The Arctic Ocean is located within the Arctic Circle and surrounds the North Pole. It is connected with the Pacific Ocean by a narrow stretch of shallow water known as Berring strait. It is bound by the northern coasts of North America and Eurasia.

Atmosphere

The earth is surrounded by a layer of gas called the atmosphere. It provides us with the air we breathe and protects us from the harmful effects of sun’s rays. The atmosphere is divided into five layers based on composition, temperature and other properties.

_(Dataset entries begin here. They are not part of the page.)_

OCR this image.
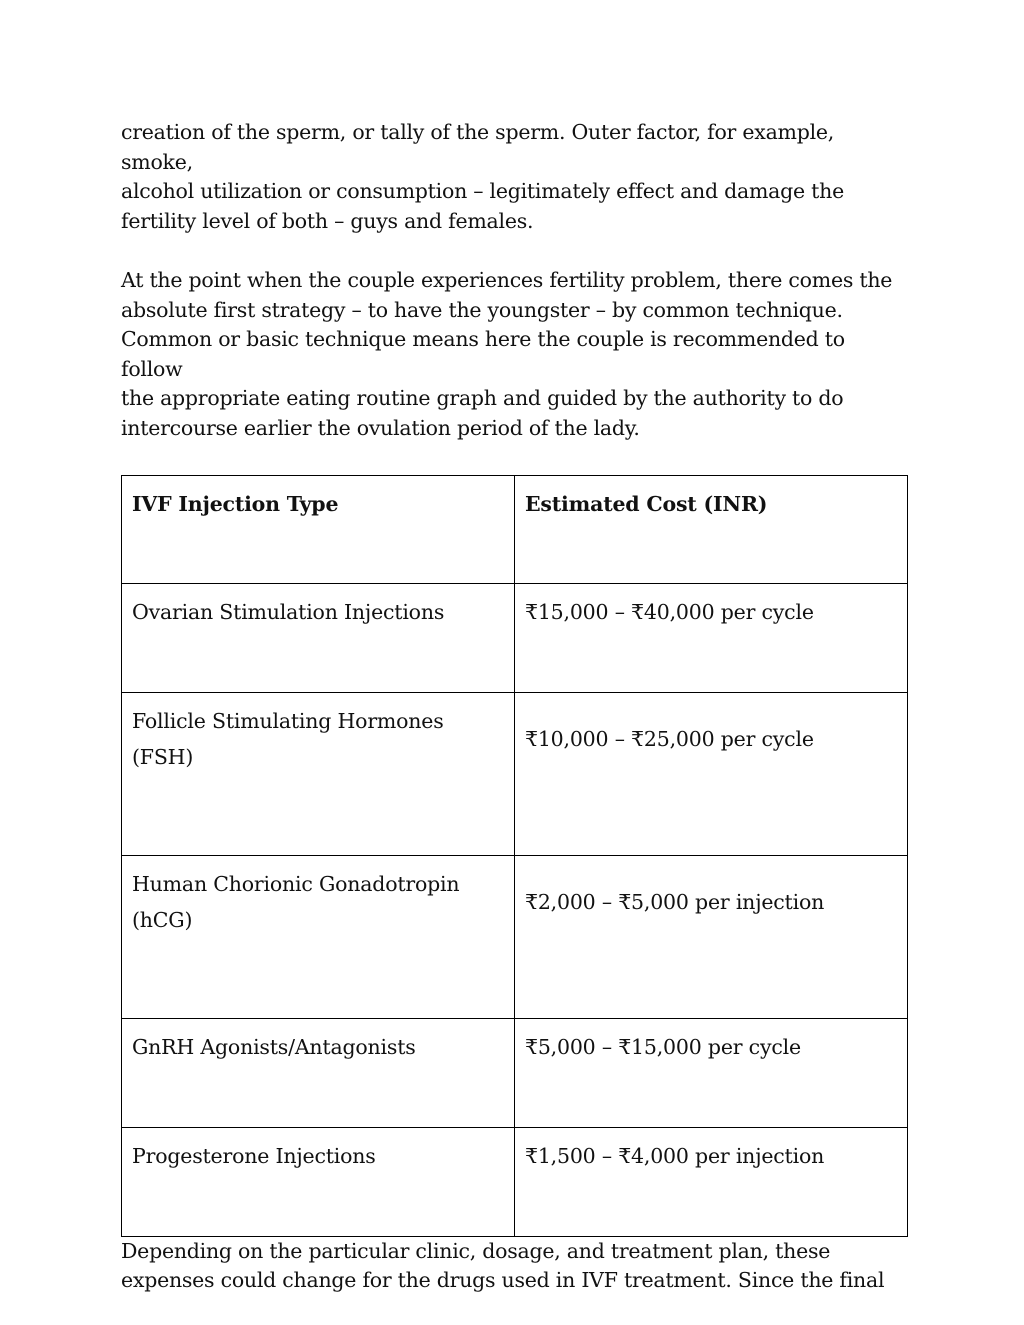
creation of the sperm, or tally of the sperm. Outer factor, for example, smoke,
alcohol utilization or consumption – legitimately effect and damage the
fertility level of both – guys and females.

At the point when the couple experiences fertility problem, there comes the
absolute first strategy – to have the youngster – by common technique.
Common or basic technique means here the couple is recommended to follow
the appropriate eating routine graph and guided by the authority to do
intercourse earlier the ovulation period of the lady.

IVF Injection Type	Estimated Cost (INR)
Ovarian Stimulation Injections	₹15,000 – ₹40,000 per cycle
Follicle Stimulating Hormones (FSH)	₹10,000 – ₹25,000 per cycle
Human Chorionic Gonadotropin (hCG)	₹2,000 – ₹5,000 per injection
GnRH Agonists/Antagonists	₹5,000 – ₹15,000 per cycle
Progesterone Injections	₹1,500 – ₹4,000 per injection

Depending on the particular clinic, dosage, and treatment plan, these
expenses could change for the drugs used in IVF treatment. Since the final
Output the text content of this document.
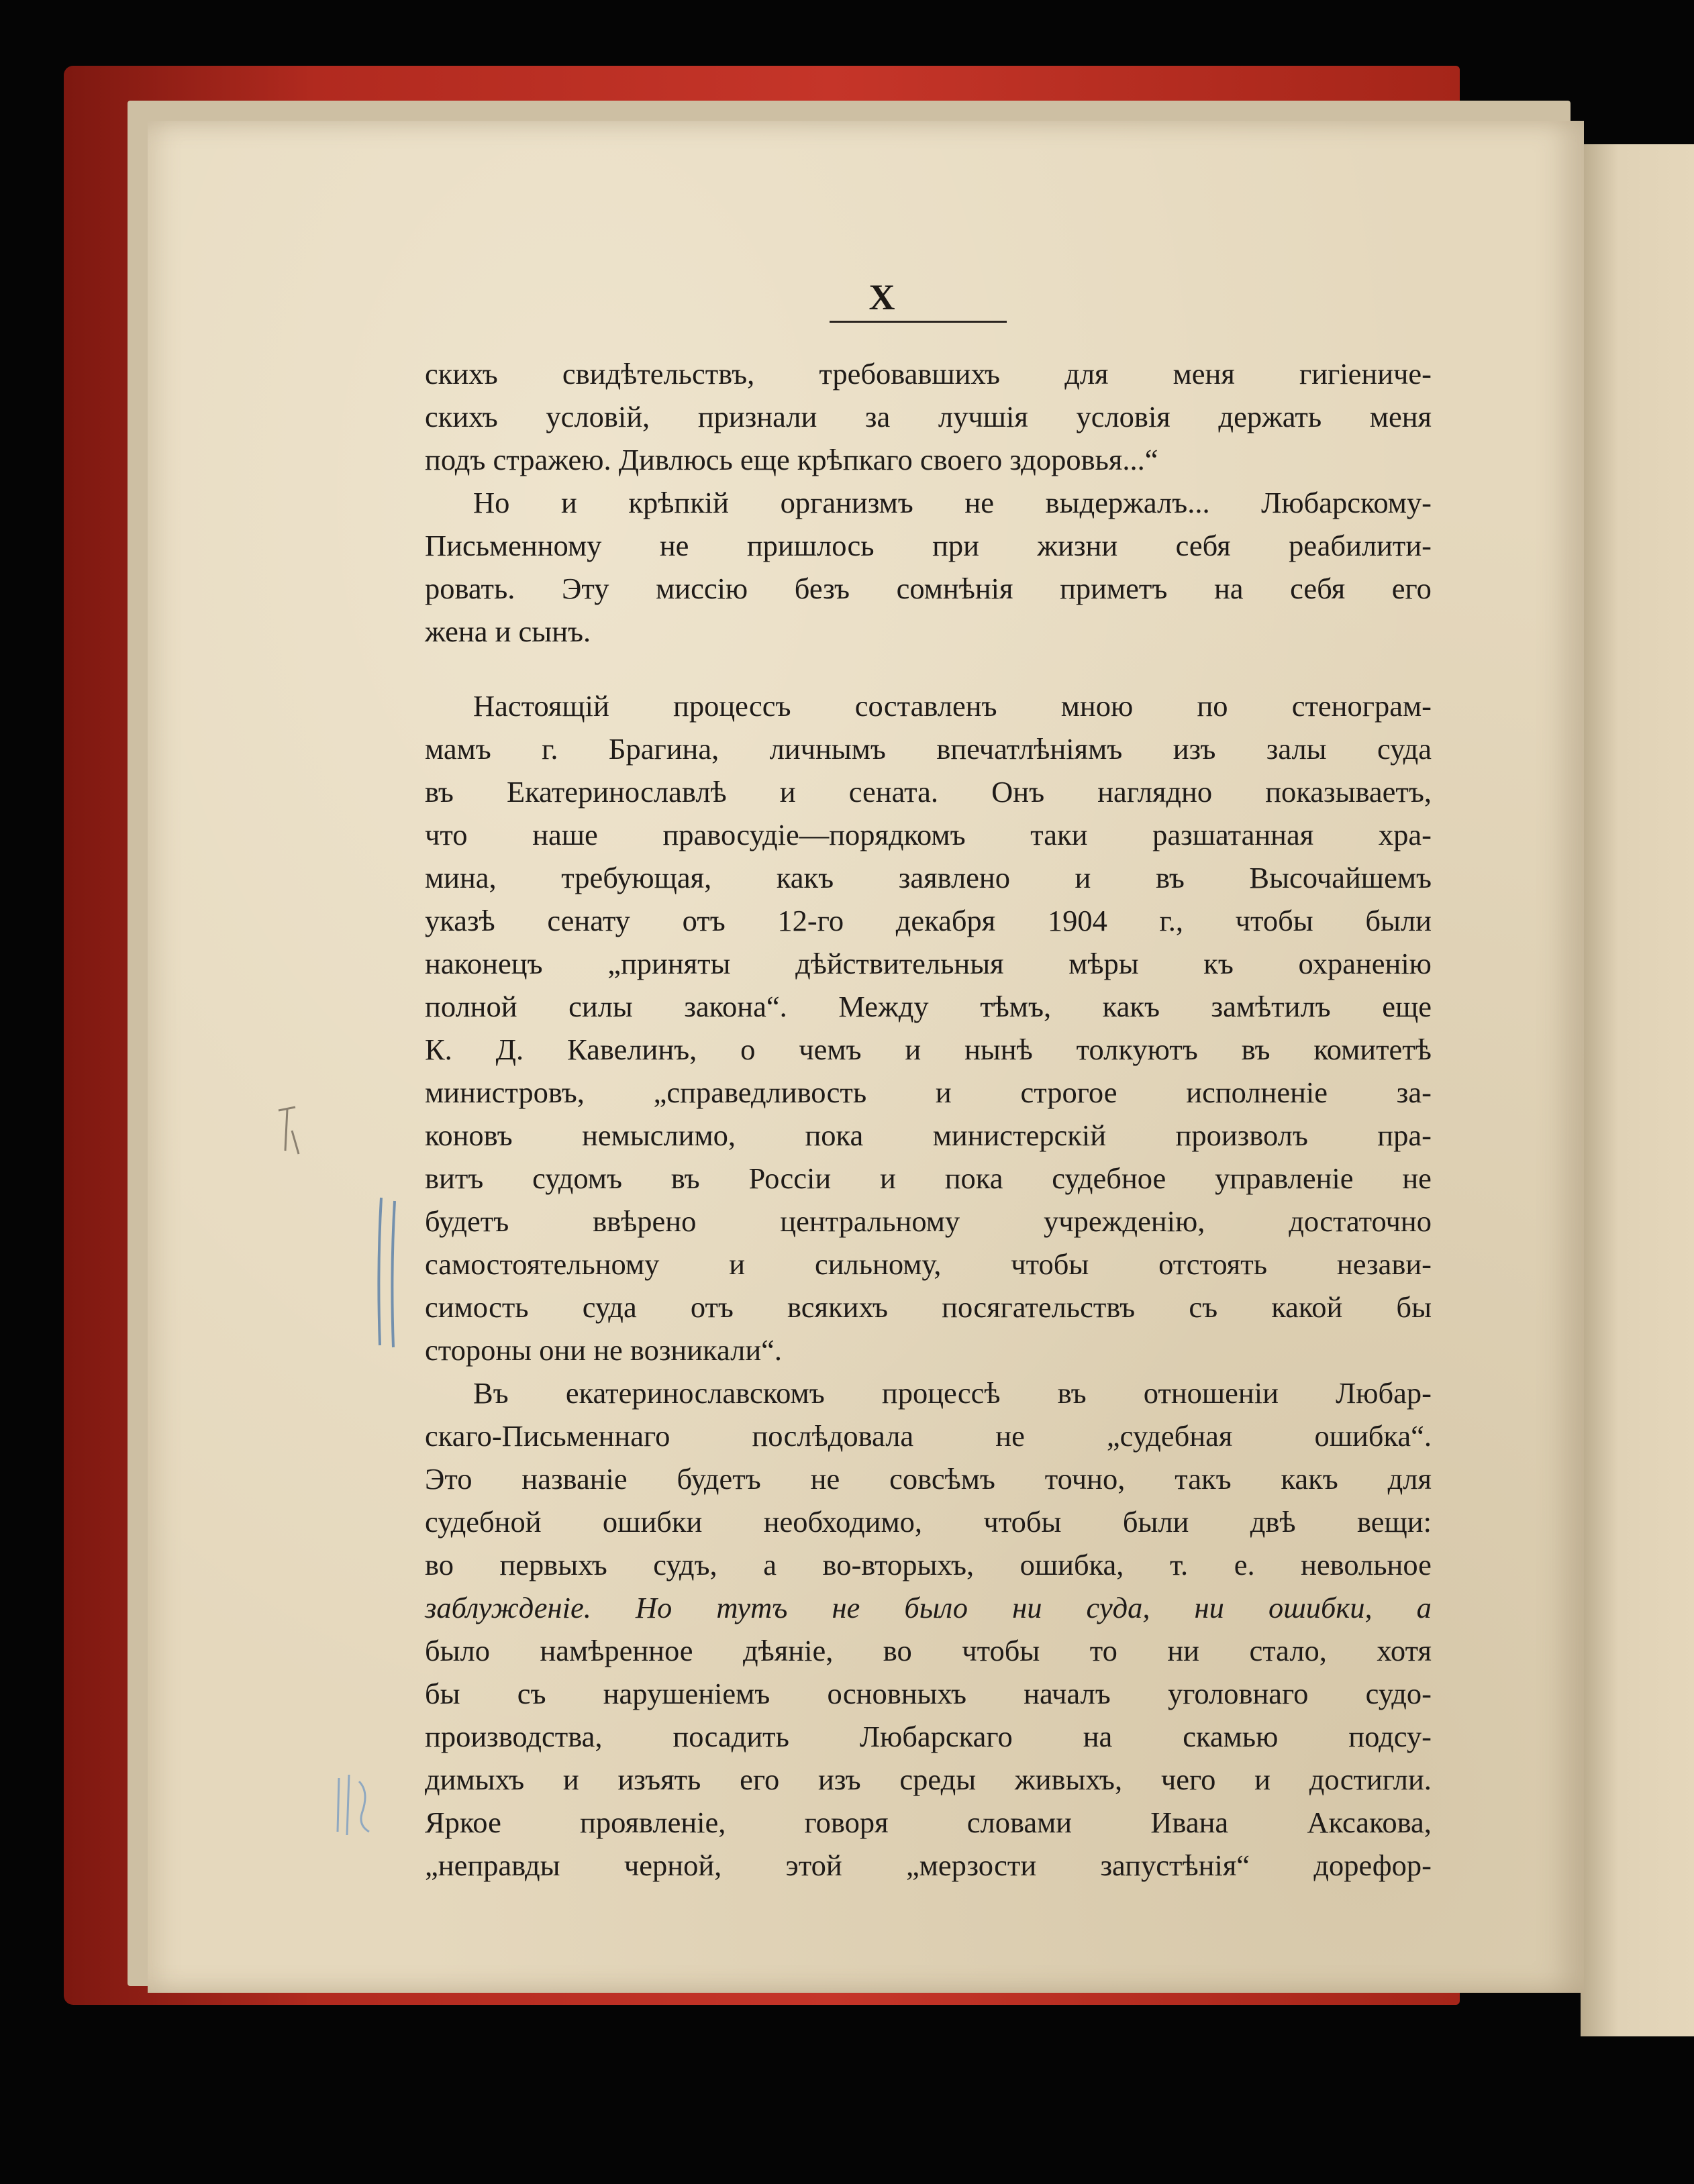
X
скихъ свидѣтельствъ, требовавшихъ для меня гигіениче-
скихъ условій, признали за лучшія условія держать меня
подъ стражею. Дивлюсь еще крѣпкаго своего здоровья...“
Но и крѣпкій организмъ не выдержалъ... Любарскому-
Письменному не пришлось при жизни себя реабилити-
ровать. Эту миссію безъ сомнѣнія приметъ на себя его
жена и сынъ.
Настоящій процессъ составленъ мною по стенограм-
мамъ г. Брагина, личнымъ впечатлѣніямъ изъ залы суда
въ Екатеринославлѣ и сената. Онъ наглядно показываетъ,
что наше правосудіе—порядкомъ таки разшатанная хра-
мина, требующая, какъ заявлено и въ Высочайшемъ
указѣ сенату отъ 12-го декабря 1904 г., чтобы были
наконецъ „приняты дѣйствительныя мѣры къ охраненію
полной силы закона“. Между тѣмъ, какъ замѣтилъ еще
К. Д. Кавелинъ, о чемъ и нынѣ толкуютъ въ комитетѣ
министровъ, „справедливость и строгое исполненіе за-
коновъ немыслимо, пока министерскій произволъ пра-
витъ судомъ въ Россіи и пока судебное управленіе не
будетъ	ввѣрено	центральному	учрежденію,	достаточно
самостоятельному и сильному, чтобы отстоять незави-
симость суда отъ всякихъ посягательствъ съ какой бы
стороны они не возникали“.
Въ екатеринославскомъ процессѣ въ отношеніи Любар-
скаго-Письменнаго	послѣдовала	не	„судебная	ошибка“.
Это названіе будетъ не совсѣмъ точно, такъ какъ для
судебной ошибки необходимо, чтобы были двѣ вещи:
во первыхъ судъ, а во-вторыхъ, ошибка, т. е. невольное
заблужденіе. Но тутъ не было ни суда, ни ошибки, а
было намѣренное дѣяніе, во чтобы то ни стало, хотя
бы съ нарушеніемъ основныхъ началъ уголовнаго судо-
производства, посадить Любарскаго на скамью подсу-
димыхъ и изъять его изъ среды живыхъ, чего и достигли.
Яркое	проявленіе,	говоря	словами	Ивана	Аксакова,
„неправды черной, этой „мерзости запустѣнія“ дорефор-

These layers starting from earth’s surface are called the troposphere, the stratosphere, the mesosphere, the thermosphere and the exosphere.

The atmosphere is composed mainly of nitrogen and oxygen, which make up about 99 per cent of clean, dry air. Nitrogen 78 percent, oxygen 21 per cent and other gases like carbon dioxide, argon and others comprise 1 per cent by volume.

Oxygen is the breath of life while nitrogen helps in the growth of living organisms. Carbon dioxide, though present in a minute amount, is important as it absorbs heat radiated by the earth, thereby keeping the planet warm. It is also essential for the growth of plants.

The density of the atmosphere varies with height. It is maximum at sea level and decreases rapidly as we go up. The temperature also decreases as we go upwards. The atmosphere exerts pressure on the earth. Air moves from high pressure to low pressure. Moving air is known as wind.

Biosphere – The Domain of Life

The biosphere is the narrow zone of contact between the land, water and air. It is in this zone that life, that is unique to this planet, exists. There are several species of organisms that vary in size from microbes and bacteria to huge mammals. All the living organisms including humans are linked to each other and to the biosphere for survival. The organisms in the biosphere are broadly divided into the plant kingdom and the animal kingdom.

The three domains of the earth interact with each other and affect each other in some way or the other. For example, cutting of forests for fulfilling our needs of wood, or clearing land for agriculture may lead to fast removal of soil from slopes. Similarly, earth’s surface may be changed due to natural calamities like earthquakes.

Discharge of waste material into lakes and rivers makes the water unsuitable for human use. It also damages other forms of life. Emissions from industries, thermal power plants and vehicles, pollute the air. Carbon dioxide (CO2 ) is an important constituent of air. But increase in the amount of CO2 leads to increase in global temperatures. This is termed as global warming.